Titles/abstracts (maximum 400 words) are to be sent to Beate Trandem by March 1 2011.
As a starting point for this conference we want to suggest an alternative approach to the concept and the discourse of “globalization”. Irrespective of both normative issues and conflicting temporal scales we take globalization to mean the emergence, appearance and/or production of the world as an object of human experience and practice. The aim of the conference is to study how different sets of concepts, representations and methodologies, within different languages, disciplines, discourses or cultures, react and contribute to this emergence.
In contrast to “globalization”, which tends to point at an endless process, both in time and in space, in symmetry with other older concepts such as “progress” or “modernization”, the concept “world”, and even more “globe” or “earth” refer to something limited, finite and absolute. One of the paradoxes to be explored by this conference is how the complex, heterogeneous and infinite dynamics of globalization gives rise to the idea and reality of a limited, finite – and thus vulnerable – world.
In a dissertation from 1770 Kant defines the world as “the whole, which is not a part”. This totalitas absoluta enjoys “an ordinary and harmless comprehensibility”, he claims, as long as it remains within the borders of ordinary language, but is a “cross” for the philosophers. In the same year James Cook discovered and charted the Eastern coastline of Terra Australis Incognita, thus filling in one of the last blank spots in Western cartography and at the same time laying the world open for centuries of exploitation at the hands of merchants, politicians and adventurers. Both events, though very different in scope, made the world emerge as something finite and limited, but at the same time served as starting points for the infinite dynamics of globalization
This conference aims to study the emergence of the world in discourse, and its confrontation with different empirical and historical realities, both diachronically, across the centuries, and synchronically, across different cultures, languages and discourses. On a general level there will be three main areas of investigation:
- the world across languages and cultures – investigating how different languages meet or have met the semiotic challenges posed by globalization. The goal is explore what kind of semantic resources words and concepts, different languages have employed in conceptualizing and representing the world in different historical, cultural and social contexts, and how these linguistic strategies are linked to contrasting and overlapping processes of cultural transformation.
- the world across discourses and disciplines – exploring the most central and important concepts and methodologies dealing with the emergence of the world within different discourses and disciplines. How are they defined, and how are they used?
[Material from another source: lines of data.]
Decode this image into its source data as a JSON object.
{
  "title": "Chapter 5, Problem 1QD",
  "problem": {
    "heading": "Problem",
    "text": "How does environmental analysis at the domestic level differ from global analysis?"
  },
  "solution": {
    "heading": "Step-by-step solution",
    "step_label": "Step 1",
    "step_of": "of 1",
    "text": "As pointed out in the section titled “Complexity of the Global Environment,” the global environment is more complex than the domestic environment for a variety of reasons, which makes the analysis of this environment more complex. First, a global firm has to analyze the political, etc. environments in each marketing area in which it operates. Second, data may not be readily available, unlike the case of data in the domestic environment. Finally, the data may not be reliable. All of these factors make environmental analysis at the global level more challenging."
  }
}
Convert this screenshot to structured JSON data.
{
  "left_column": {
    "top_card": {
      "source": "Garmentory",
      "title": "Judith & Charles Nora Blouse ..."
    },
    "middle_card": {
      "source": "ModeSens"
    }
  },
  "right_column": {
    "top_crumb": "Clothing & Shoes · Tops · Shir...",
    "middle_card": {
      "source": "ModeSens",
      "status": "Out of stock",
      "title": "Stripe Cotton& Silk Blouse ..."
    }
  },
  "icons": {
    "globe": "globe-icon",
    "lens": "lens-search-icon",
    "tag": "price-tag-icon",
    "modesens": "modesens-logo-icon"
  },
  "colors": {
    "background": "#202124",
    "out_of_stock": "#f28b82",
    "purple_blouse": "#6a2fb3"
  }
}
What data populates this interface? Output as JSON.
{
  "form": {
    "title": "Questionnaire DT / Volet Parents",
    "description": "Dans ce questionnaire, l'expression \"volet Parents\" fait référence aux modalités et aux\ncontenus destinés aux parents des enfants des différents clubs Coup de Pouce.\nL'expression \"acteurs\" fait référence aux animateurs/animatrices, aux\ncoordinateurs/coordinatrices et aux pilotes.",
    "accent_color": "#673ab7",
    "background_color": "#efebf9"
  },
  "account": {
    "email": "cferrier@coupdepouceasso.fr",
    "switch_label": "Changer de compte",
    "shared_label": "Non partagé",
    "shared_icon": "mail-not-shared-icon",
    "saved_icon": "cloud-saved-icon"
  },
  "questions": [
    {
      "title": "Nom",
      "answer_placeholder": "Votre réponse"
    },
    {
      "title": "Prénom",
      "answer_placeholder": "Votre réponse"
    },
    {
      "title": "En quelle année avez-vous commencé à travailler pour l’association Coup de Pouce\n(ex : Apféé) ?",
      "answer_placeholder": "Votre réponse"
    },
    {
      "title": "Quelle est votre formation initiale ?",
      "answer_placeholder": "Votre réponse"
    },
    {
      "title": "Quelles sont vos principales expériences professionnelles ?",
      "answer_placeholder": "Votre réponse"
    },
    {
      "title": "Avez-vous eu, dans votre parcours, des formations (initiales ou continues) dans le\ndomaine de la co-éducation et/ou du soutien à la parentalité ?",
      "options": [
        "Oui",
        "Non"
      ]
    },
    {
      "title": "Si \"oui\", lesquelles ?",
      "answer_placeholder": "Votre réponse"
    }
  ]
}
In a second step we will look at how these discourses, concepts and methodologies are linked with institutions, policies and economic and political hegemonies.
- the world across media and materialities – focusing on the wide range of practices, media and material culture at work in conceptualizing the world in different periods and in different cultural contexts, such as travels, discoveries, maps, globes, timelines, paintings and photos as well as world atlases and world exhibitions. At the same time we want to target the scientific practices, tools and practical skills necessary to approach the world as a scientific object, observe it and measure it.
However, these three areas of investigation should be taken as suggestions and as sources of inspiration, not as straightjackets. It should not be the goal of the sessions at this conference to remain within the boundaries of any one of these areas – neither should it be the goal of the various papers making up these sessions. On the contrary, we will strive at organizing sessions which include perspectives from all areas of investigation.
Possible session topics could be world heritage, world society, global catastrophes, world time, Weltrecht, world literature, encyclopedias, cosmopolitanism, first, second and third world, global history, the world in religious and secular discourse, the world as political legitimacy, the scale of worlds, global ethnography, world music, world maps etc.
One common interest of all these sessions should be to explore how a discursive, cultural and/or historical contextualization of concepts, representations, methodologies, practices and institutions dealing with the world could help us in understanding their social and political implications – at a moment in history when there is a ever-growing conflict between unlimited and infinite globalization and a limited and finite world.